La demande de “judicial review” a été prise sur le fond ce matin devant les juges Abdurrafeek Hamuth et Aruna Devi-Narain. Mr Sanjay Buckory, qui représente les intérêts du Sud-Africain, devait rappeler que de nouveaux développements sont intervenus dans le cadre de l’enquête policière instituée dans cette affaire, dont des traces de drogues et d’alcool qui, selon les rapports toxicologiques, ont été retrouvées dans le sang de la victime. Suite à ces nouveaux développements, le juge Hamuth a soutenu que cette instance ne serait pas le forum approprié pour entendre un tel cas, précisant que ces nouvelles circonstances ne peuvent être mentionnées dans une demande de “judicial review” en Cour suprême. Le juge a estimé « préférable » que l’affaire soit référée une nouvelle fois devant la Bail and Remand Court, et ce afin que ces nouveaux développements soient mis en avant.

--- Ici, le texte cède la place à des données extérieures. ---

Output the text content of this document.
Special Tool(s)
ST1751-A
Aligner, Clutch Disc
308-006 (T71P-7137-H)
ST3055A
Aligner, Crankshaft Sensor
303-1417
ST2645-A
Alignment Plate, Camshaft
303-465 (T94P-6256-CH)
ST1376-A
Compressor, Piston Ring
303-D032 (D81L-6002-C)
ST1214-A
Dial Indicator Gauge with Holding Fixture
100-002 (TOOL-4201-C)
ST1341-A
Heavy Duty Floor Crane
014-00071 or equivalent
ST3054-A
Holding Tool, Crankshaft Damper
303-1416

L’homme d’affaires sud-africain avait obtenu l’accord du juge Abdurrafeek Hamuth pour que les rapports  du Forensic Science Laboratory (FSL) soient contre-analysés dans un laboratoire spécialisé en Afrique du Sud. Me Sanjay Buckory avait soutenu que, pour ce faire, l’officier responsable de ce dossier au FSL remette lui-même les échantillons au laboratoire sud-africain, et ce afin qu’il n’y ait aucun risque de manipulation.
La victime, Lee-Ann Palmarozza, 35 ans, avait été retrouvée sans vie dans une piscine de l’Anahita Resort dans la nuit du 28 au 29 décembre 2014. L’enquête de la MCIT avait débouché sur l’inculpation provisoire de son compagnon, Peter Roberts, homme d’affaires et propriétaire d’une villa dans cet établissement. Vers minuit, suite à une alerte à disparition s’apparentant à une mise en scène, le corps de la victime avait été retrouvé sans vie dans la piscine. L’autopsie pratiquée par le Chief Police Medical Officer, le Dr Sudesh Kumar Gungadin, avait alors attribué le décès à une asphyxie, la victime portant des hématomes à la tête et à la gorge, et à des traitements de saignement interne.